In this, the most prosperous, and most powerful country in the world, we have a public education system that is moderately successful in its goal of providing for an informed and educated electorate, and we also have one that is a miserable failure and an embarrassment when compared to schools in the rest of the industrial world and the far east.  Some states do a great job making sure the curriculum is centered in academic achievement and that students are exposed to all of the facts and information and are trained to be critical thinkers.  I'd have no problem enrolling my child in the public schools of Massachusetts, for example, or New Hampshire or Vermont, or even Wisconsin or California.  

But there are other places where the curriculum is tampered with, altered, adjusted and so buried in a culture war social agenda that the students don't have a chance to achieve.  I wouldn't enroll my child in a public school in Texas, or Mississippi, or Arkansas, or Louisiana, and I wouldn't touch schools in Florida, Arizona or Oklahoma.  Texas, which keeps sliding toward the bottom of the pile, and where the motto of public education is "thank God for Mississippi," has so crowded out math and language arts skills in favor of kooky political garbage, that it has the highest percentage of private and charter school enrolled students in the country.  

And not all private schools are segregationist academies or religious indoctrination centers.  Some of those early pioneers in American education established schools, like John Dewey's University of Chicago Lab School, founded on progressive principles and with a curriculum that not only achieves academic excellence, but also shows students how to think for themselves, draw conclusions and make life choices based on real, live, down to earth facts.  They don't waste time on social agendas or culture war talking points.  And when their students graduate, they're prepared for the real world as it is. 

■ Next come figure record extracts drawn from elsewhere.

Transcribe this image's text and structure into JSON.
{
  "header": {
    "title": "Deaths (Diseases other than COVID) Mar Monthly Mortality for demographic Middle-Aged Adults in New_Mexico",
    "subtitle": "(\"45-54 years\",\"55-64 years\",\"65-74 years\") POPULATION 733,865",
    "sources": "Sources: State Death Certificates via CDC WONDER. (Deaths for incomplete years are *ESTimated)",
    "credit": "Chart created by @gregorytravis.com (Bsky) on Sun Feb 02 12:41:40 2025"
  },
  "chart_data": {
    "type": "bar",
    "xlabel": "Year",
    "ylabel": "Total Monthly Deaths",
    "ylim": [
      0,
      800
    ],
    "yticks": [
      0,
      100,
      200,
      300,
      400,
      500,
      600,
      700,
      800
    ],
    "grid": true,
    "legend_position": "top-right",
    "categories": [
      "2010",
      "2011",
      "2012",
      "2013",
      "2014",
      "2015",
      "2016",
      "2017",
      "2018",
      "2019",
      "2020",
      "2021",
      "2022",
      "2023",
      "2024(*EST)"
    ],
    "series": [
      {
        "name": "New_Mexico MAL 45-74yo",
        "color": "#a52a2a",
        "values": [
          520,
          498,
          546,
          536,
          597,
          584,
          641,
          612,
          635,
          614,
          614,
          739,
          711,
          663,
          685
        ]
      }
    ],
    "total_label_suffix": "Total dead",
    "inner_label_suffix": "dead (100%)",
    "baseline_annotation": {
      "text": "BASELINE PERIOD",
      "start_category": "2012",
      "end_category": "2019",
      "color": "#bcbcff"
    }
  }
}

It takes money to run those schools, so while that may not be the most practical solution to prevent Florida from becoming just another banana republic, it is a way to get around the restrictions.  So is the ballot box.  

Federal Funding is the Key 

Public education probably wastes more taxpayer dollars than the military industrial complex does.  It's ridiculous, what school districts come up with to spend money.  It is likely an impossibility to ever get control of the school curriculums out of state legislature hands, with fingers gripped tightly around their throats.  As I said before, elections have consequences.  Should the Democrats get enough control of congress to have majorities in both houses, and get rid of the blockade against the senate filibuster, control of public education falls into their hands with federal support for education.  

Maybe I'm dreaming, but the first thing I would do in that case is stop sending federal dollars to Florida for their public schools and cut off all of the scholarships and grants going to Florida colleges.  Every penny of it.  Just stop payment on the check.  When they scream, tell them here's a list of things that must be taught in your schools before you get back a single cent.  If that doesn't happen, so be it.  Divide up their share with the other states that follow the drill. 

It took several generations for the compulsory public education system to get to the point where the majority of the electorate were educated enough to understand what they were doing every time they went to the ballot box.  The lack of real progress in American public education, state by state, is a sign that it would not take very long before the current crazy ignorance and fear would be able to invade and conquer.  That's exactly what Desantis is after.  That's why he's doing what he's doing.  And that has to stop.  

Elections have consequences, as Florida Democrats well know, and so do the rest of us.